Hui focuses on driving regional Māori economy
A series of community hui on the development of a strong and sustainable Māori economy in the greater Wellington region will conclude in Plimmerton today ahead of next year developing an economic strategy and action plan designed to boost the economic and social well-being of Māori in the region.
The process, known as Ruruku, has so far comprised four hui (workshops) in Te Awakairangi (Hutt Valley), Whakaoriori (Masterton), Pōneke (Wellington) and Wairarapa ki te Tonga (south Wairarapa). As a consequence there is an ongoing conversation with Maori on economic challenges and opportunities. The work is being driven by Greater Wellington Regional Council's Wellington Regional Strategy Office alongside Ara Tahi, , Greater Wellington's mana whenua partnership forum.

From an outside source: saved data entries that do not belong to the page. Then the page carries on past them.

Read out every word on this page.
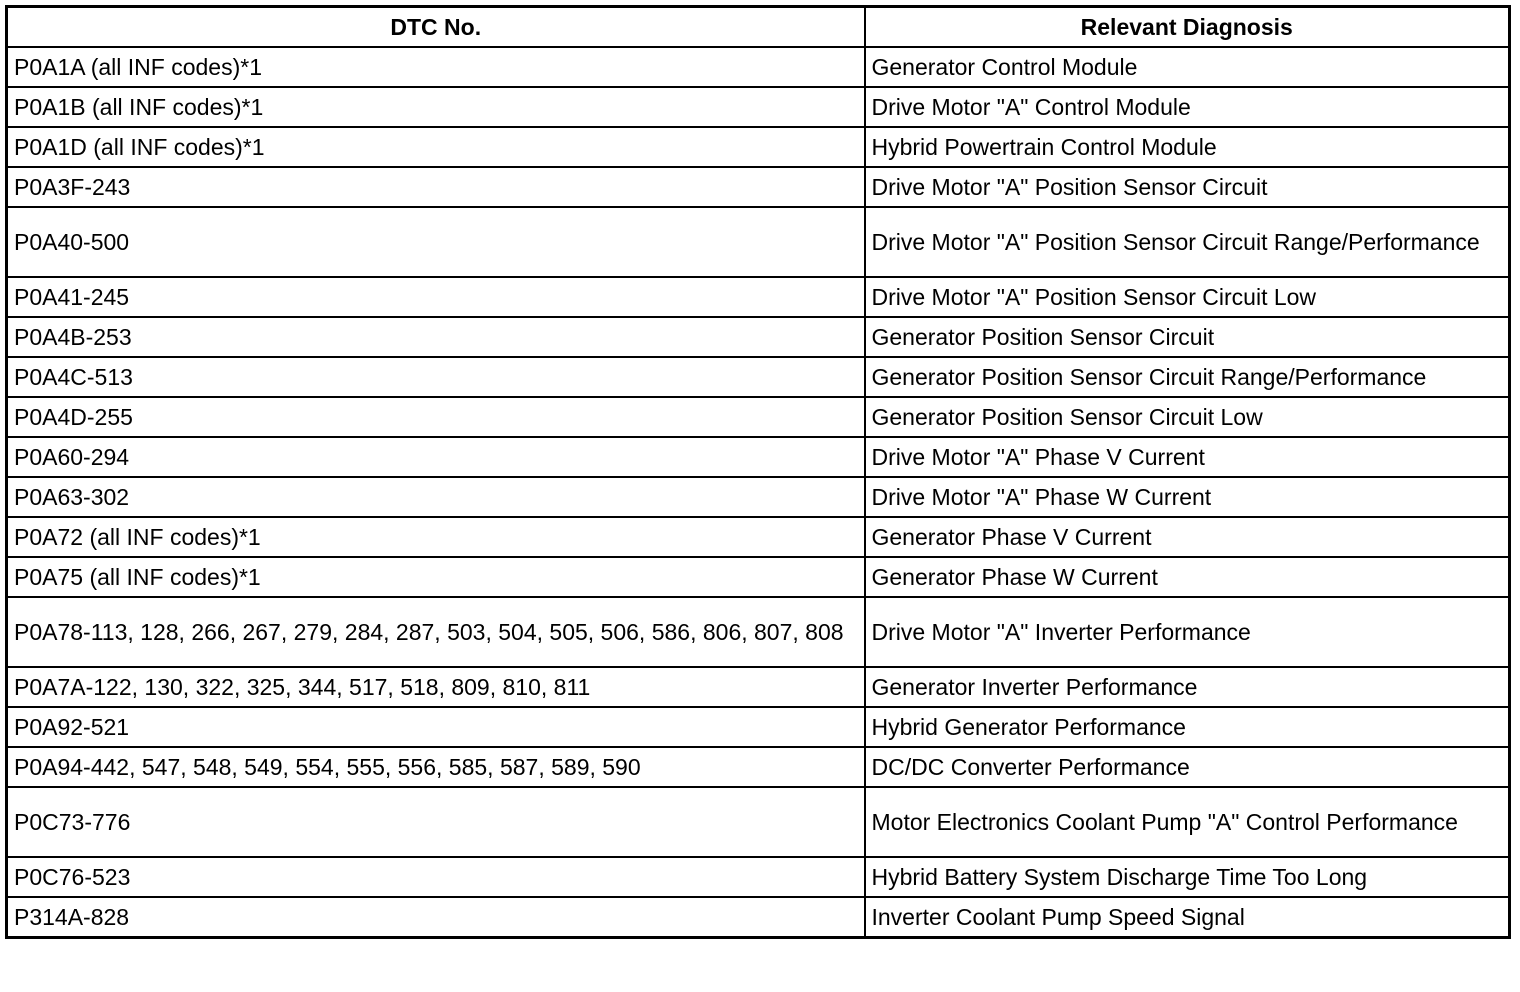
DTC No.	Relevant Diagnosis
P0A1A (all INF codes)*1	Generator Control Module
P0A1B (all INF codes)*1	Drive Motor "A" Control Module
P0A1D (all INF codes)*1	Hybrid Powertrain Control Module
P0A3F-243	Drive Motor "A" Position Sensor Circuit
P0A40-500	Drive Motor "A" Position Sensor Circuit Range/Performance
P0A41-245	Drive Motor "A" Position Sensor Circuit Low
P0A4B-253	Generator Position Sensor Circuit
P0A4C-513	Generator Position Sensor Circuit Range/Performance
P0A4D-255	Generator Position Sensor Circuit Low
P0A60-294	Drive Motor "A" Phase V Current
P0A63-302	Drive Motor "A" Phase W Current
P0A72 (all INF codes)*1	Generator Phase V Current
P0A75 (all INF codes)*1	Generator Phase W Current
P0A78-113, 128, 266, 267, 279, 284, 287, 503, 504, 505, 506, 586, 806, 807, 808	Drive Motor "A" Inverter Performance
P0A7A-122, 130, 322, 325, 344, 517, 518, 809, 810, 811	Generator Inverter Performance
P0A92-521	Hybrid Generator Performance
P0A94-442, 547, 548, 549, 554, 555, 556, 585, 587, 589, 590	DC/DC Converter Performance
P0C73-776	Motor Electronics Coolant Pump "A" Control Performance
P0C76-523	Hybrid Battery System Discharge Time Too Long
P314A-828	Inverter Coolant Pump Speed Signal
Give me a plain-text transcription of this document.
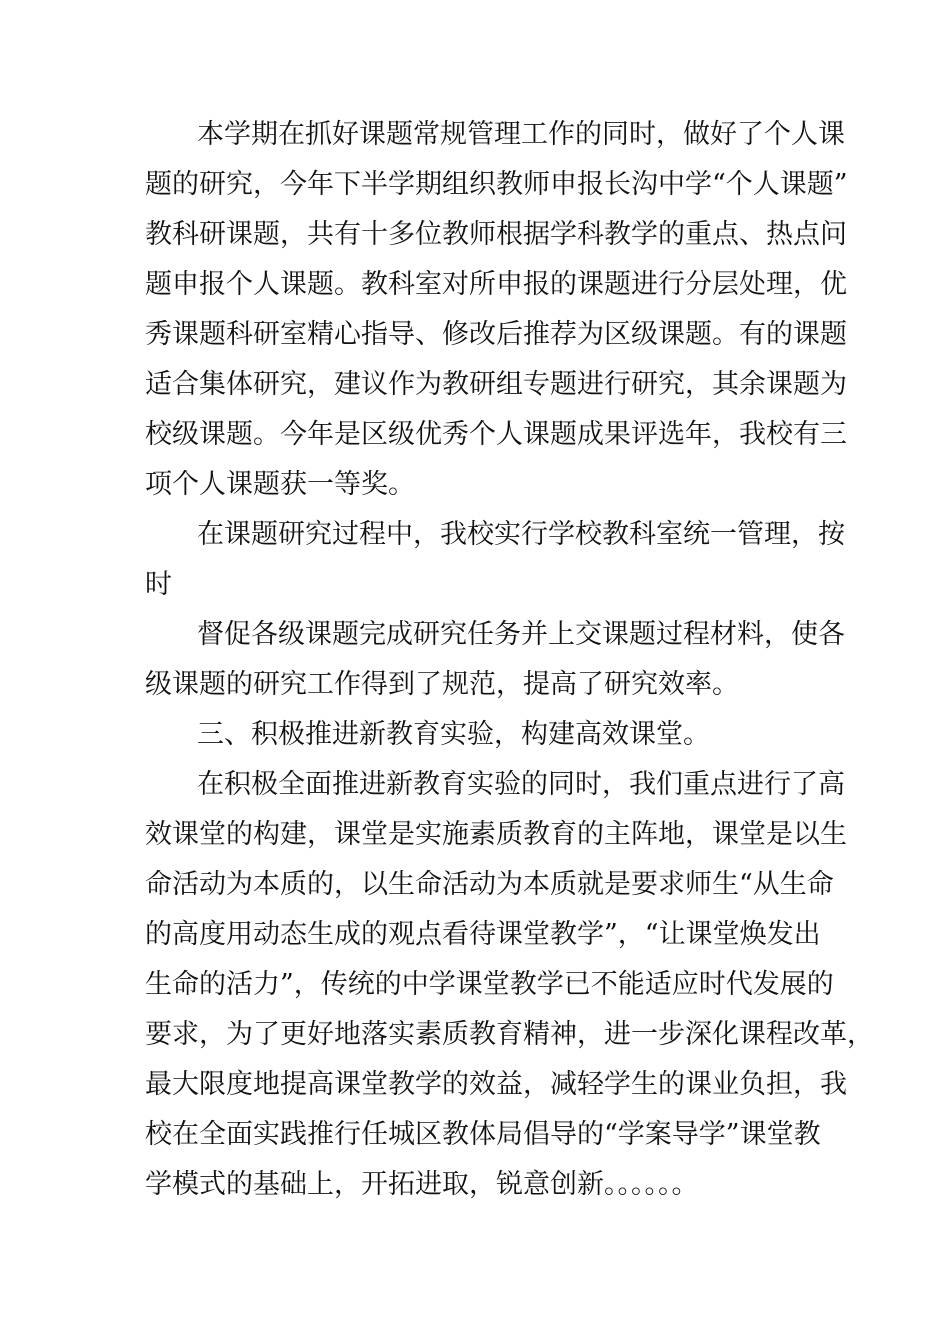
本学期在抓好课题常规管理工作的同时，做好了个人课
题的研究，今年下半学期组织教师申报长沟中学“个人课题”
教科研课题，共有十多位教师根据学科教学的重点、热点问
题申报个人课题。教科室对所申报的课题进行分层处理，优
秀课题科研室精心指导、修改后推荐为区级课题。有的课题
适合集体研究，建议作为教研组专题进行研究，其余课题为
校级课题。今年是区级优秀个人课题成果评选年，我校有三
项个人课题获一等奖。
在课题研究过程中，我校实行学校教科室统一管理，按
时
督促各级课题完成研究任务并上交课题过程材料，使各
级课题的研究工作得到了规范，提高了研究效率。
三、积极推进新教育实验，构建高效课堂。
在积极全面推进新教育实验的同时，我们重点进行了高
效课堂的构建，课堂是实施素质教育的主阵地，课堂是以生
命活动为本质的，以生命活动为本质就是要求师生“从生命
的高度用动态生成的观点看待课堂教学”，“让课堂焕发出
生命的活力”，传统的中学课堂教学已不能适应时代发展的
要求，为了更好地落实素质教育精神，进一步深化课程改革，
最大限度地提高课堂教学的效益，减轻学生的课业负担，我
校在全面实践推行任城区教体局倡导的“学案导学”课堂教
学模式的基础上，开拓进取，锐意创新。。。。。。
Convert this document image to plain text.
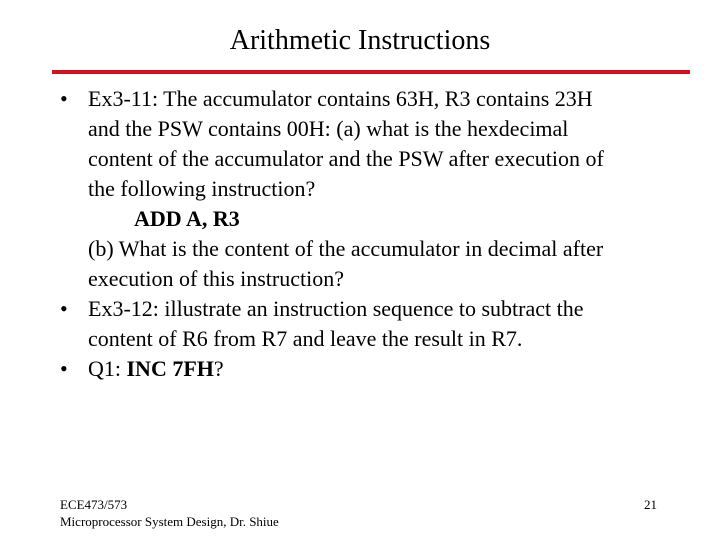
Arithmetic Instructions
• Ex3-11: The accumulator contains 63H, R3 contains 23H
and the PSW contains 00H: (a) what is the hexdecimal
content of the accumulator and the PSW after execution of
the following instruction?
ADD A, R3
(b) What is the content of the accumulator in decimal after
execution of this instruction?
• Ex3-12: illustrate an instruction sequence to subtract the
content of R6 from R7 and leave the result in R7.
• Q1: INC 7FH?
ECE473/573
Microprocessor System Design, Dr. Shiue
21
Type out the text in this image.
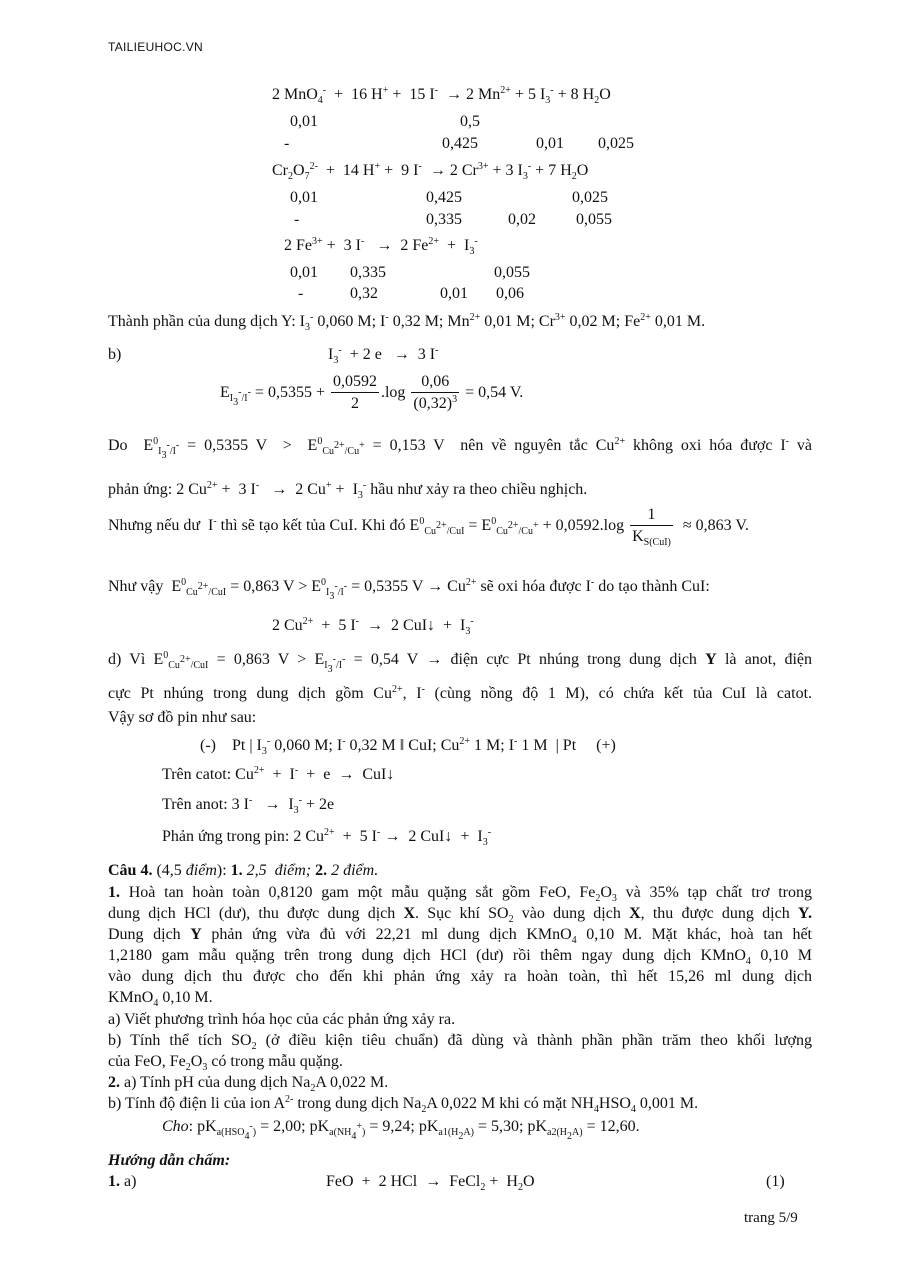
TAILIEUHOC.VN
2 MnO$_4$-  +  16 H+ +  15 I-  → 2 $Mn^{2+} + 5$ $I_3^- + 8$ $H_2O$
0,01	0,5
-	0,425	0,01 0,025
$Cr_2O_7^{2-} + 14$ H+ +  9 I-  → 2 $Cr^{3+} + 3$ $I_3^- + 7$ $H_2O$
0,01	0,425	0,025
-	0,335	0,02	0,055
2 $Fe^{3+} + 3$ I-   →  2 $Fe^{2+} + I_3^-$
0,01 0,335	0,055
-	0,32	0,01 0,06
Thành phần của dung dịch Y: $I_3^-$ 0,060 M; I- 0,32 M; $Mn^{2+}$ 0,01 M; $Cr^{3+}$ 0,02 M; $Fe^{2+}$ 0,01 M.
b)	$I_3^- + 2$ e   →  3 I-
$E_{I_3^-/I^-} = 0,5355 + \frac{0,0592}{2} .\log \frac{0,06}{(0,32)^3} = 0,54$ V.
Do  $E^0_{I_3^-/I^-} = 0,5355$ $V > E^0_{Cu^{2+}/Cu^+} = 0,153$ V  nên về nguyên tắc $Cu^{2+}$ không oxi hóa được I- và
phản ứng: 2 $Cu^{2+} + 3$ I-   →  2 $Cu^+ + I_3^-$ hầu như xảy ra theo chiều nghịch.
Nhưng nếu dư  I- thì sẽ tạo kết tủa CuI. Khi đó $E^0_{Cu^{2+}/CuI} = E^0_{Cu^{2+}/Cu^+} + 0,0592.\log \frac{1}{K_{S(CuI)}} \approx 0,863$ V.
Như vậy  $E^0_{Cu^{2+}/CuI} = 0,863$ $V > E^0_{I_3^-/I^-} = 0,5355$ $V \to Cu^{2+}$ sẽ oxi hóa được I- do tạo thành CuI:
2 $Cu^{2+} + 5$ I-  →  2 CuI↓  +  $I_3^-$
d) Vì $E^0_{Cu^{2+}/CuI} = 0,863$ $V > E_{I_3^-/I^-} = 0,54$ V → điện cực Pt nhúng trong dung dịch Y là anot, điện
cực Pt nhúng trong dung dịch gồm $Cu^{2+}$, I- (cùng nồng độ 1 M), có chứa kết tủa CuI là catot.
Vậy sơ đồ pin như sau:
(-)    Pt | $I_3^-$ 0,060 M; I- 0,32 M ‖ CuI; $Cu^{2+}$ 1 M; I- 1 M  | Pt     (+)
Trên catot: $Cu^{2+} + I^- + e$  →  CuI↓
Trên anot: 3 $I^- \to I_3^- + 2e$
Phản ứng trong pin: 2 $Cu^{2+} + 5$ I- →  2 CuI↓  +  $I_3^-$
Câu 4. (4,5 điểm): 1. 2,5  điểm; 2. 2 điểm.
1. Hoà tan hoàn toàn 0,8120 gam một mẫu quặng sắt gồm FeO, $Fe_2O_3$ và 35% tạp chất trơ trong
dung dịch HCl (dư), thu được dung dịch X. Sục khí $SO_2$ vào dung dịch X, thu được dung dịch Y.
Dung dịch Y phản ứng vừa đủ với 22,21 ml dung dịch KMnO$_4$ 0,10 M. Mặt khác, hoà tan hết
1,2180 gam mẫu quặng trên trong dung dịch HCl (dư) rồi thêm ngay dung dịch KMnO$_4$ 0,10 M
vào dung dịch thu được cho đến khi phản ứng xảy ra hoàn toàn, thì hết 15,26 ml dung dịch
KMnO$_4$ 0,10 M.
a) Viết phương trình hóa học của các phản ứng xảy ra.
b) Tính thể tích $SO_2$ (ở điều kiện tiêu chuẩn) đã dùng và thành phần phần trăm theo khối lượng
của FeO, $Fe_2O_3$ có trong mẫu quặng.
2. a) Tính pH của dung dịch $Na_2A$ 0,022 M.
b) Tính độ điện li của ion $A^{2-}$ trong dung dịch $Na_2A$ 0,022 M khi có mặt $NH_4HSO_4$ 0,001 M.
Cho: $pK_{a(HSO_4^-)} = 2,00$; $pK_{a(NH_4^+)} = 9,24$; $pK_{a1(H_2A)} = 5,30$; $pK_{a2(H_2A)} = 12,60$.
Hướng dẫn chấm:
1. a)	FeO  +  2 HCl  →  FeCl$_2$ +  $H_2O$	(1)
trang 5/9
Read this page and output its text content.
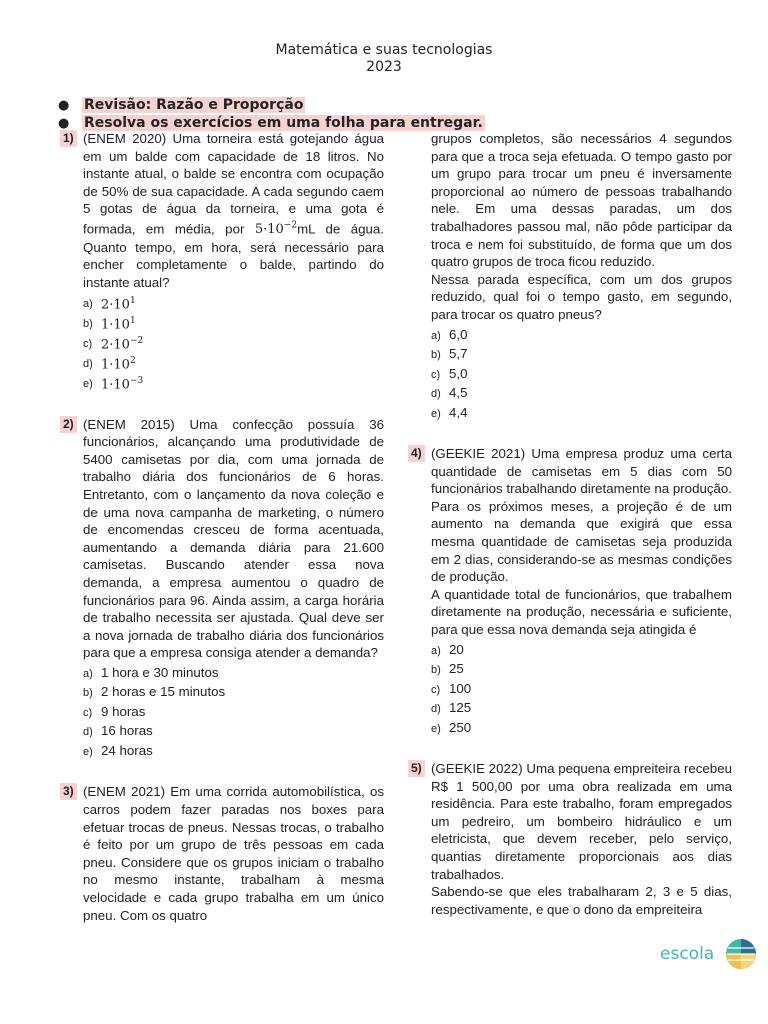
Matemática e suas tecnologias
2023
●	Revisão: Razão e Proporção
●	Resolva os exercícios em uma folha para entregar.
1) (ENEM 2020) Uma torneira está gotejando água em um balde com capacidade de 18 litros. No instante atual, o balde se encontra com ocupação de 50% de sua capacidade. A cada segundo caem 5 gotas de água da torneira, e uma gota é formada, em média, por $5\cdot 10^{-2}mL$ de água. Quanto tempo, em hora, será necessário para encher completamente o balde, partindo do instante atual?

a) $2\cdot 10^1$
b) $1\cdot 10^1$
c) $2\cdot 10^{-2}$
d) $1\cdot 10^2$
e) $1\cdot 10^{-3}$
2) (ENEM 2015) Uma confecção possuía 36 funcionários, alcançando uma produtividade de 5400 camisetas por dia, com uma jornada de trabalho diária dos funcionários de 6 horas. Entretanto, com o lançamento da nova coleção e de uma nova campanha de marketing, o número de encomendas cresceu de forma acentuada, aumentando a demanda diária para 21.600 camisetas. Buscando atender essa nova demanda, a empresa aumentou o quadro de funcionários para 96. Ainda assim, a carga horária de trabalho necessita ser ajustada. Qual deve ser a nova jornada de trabalho diária dos funcionários para que a empresa consiga atender a demanda?

a) 1 hora e 30 minutos
b) 2 horas e 15 minutos
c) 9 horas
d) 16 horas
e) 24 horas
3) (ENEM 2021) Em uma corrida automobilística, os carros podem fazer paradas nos boxes para efetuar trocas de pneus. Nessas trocas, o trabalho é feito por um grupo de três pessoas em cada pneu. Considere que os grupos iniciam o trabalho no mesmo instante, trabalham à mesma velocidade e cada grupo trabalha em um único pneu. Com os quatro

grupos completos, são necessários 4 segundos para que a troca seja efetuada. O tempo gasto por um grupo para trocar um pneu é inversamente proporcional ao número de pessoas trabalhando nele. Em uma dessas paradas, um dos trabalhadores passou mal, não pôde participar da troca e nem foi substituído, de forma que um dos quatro grupos de troca ficou reduzido.

Nessa parada específica, com um dos grupos reduzido, qual foi o tempo gasto, em segundo, para trocar os quatro pneus?

a) 6,0
b) 5,7
c) 5,0
d) 4,5
e) 4,4
4) (GEEKIE 2021) Uma empresa produz uma certa quantidade de camisetas em 5 dias com 50 funcionários trabalhando diretamente na produção. Para os próximos meses, a projeção é de um aumento na demanda que exigirá que essa mesma quantidade de camisetas seja produzida em 2 dias, considerando-se as mesmas condições de produção.

A quantidade total de funcionários, que trabalhem diretamente na produção, necessária e suficiente, para que essa nova demanda seja atingida é

a) 20
b) 25
c) 100
d) 125
e) 250
5) (GEEKIE 2022) Uma pequena empreiteira recebeu R$ 1 500,00 por uma obra realizada em uma residência. Para este trabalho, foram empregados um pedreiro, um bombeiro hidráulico e um eletricista, que devem receber, pelo serviço, quantias diretamente proporcionais aos dias trabalhados.

Sabendo-se que eles trabalharam 2, 3 e 5 dias, respectivamente, e que o dono da empreiteira

escola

"This will help shape a vision for Māori development and contribute to the creation of a Māori Economic Development Strategy and action plan for Te Upoko o Te Ika a Māui," says Greater Wellington Regional Council Chair, Daran Ponter.
"We've focused on engaging with Māori communities of any age, background and interest, however there is a focus on rangatahi and Māori businesses as they will make a real and lasting contribution to driving the Māori economy in the future."
The initiative has come from Ara Tahi, with the support of a group from Victoria University of Wellington Business School.
"In our Plimmerton session, Nga Mahi a Maui, we have an exciting line-up of successful Māori business operators wanting to share their experiences and networks to build and better enable business success."
The strategy and action plan provides a point of co-ordination for the already significant economic activity underway at local, regional, iwi and organisation levels, and will be a vehicle for enhancing or developing new ideas and collaboration.
"The way forward will be focussed on supporting greater self-determination for Māori in realising positive economic and financial outcomes, and will highlight what is needed to ensure successful implementation of the great ideas that are emerging from discussions," says Cr Ponter.
Māori wanting to get involved in the development of the strategy and action plan should visit ruruku.org.nz to find background information on the project and an interactive forum through which to post ideas.
Information and perspectives drawn from the hui and online engagement will be considered in the development of a first draft of the strategy, which will be available in early March 2020.
"At that point we will have a draft for consultation, and we look forward to taking it to the Māori communities throughout the rohe," says Cr Ponter.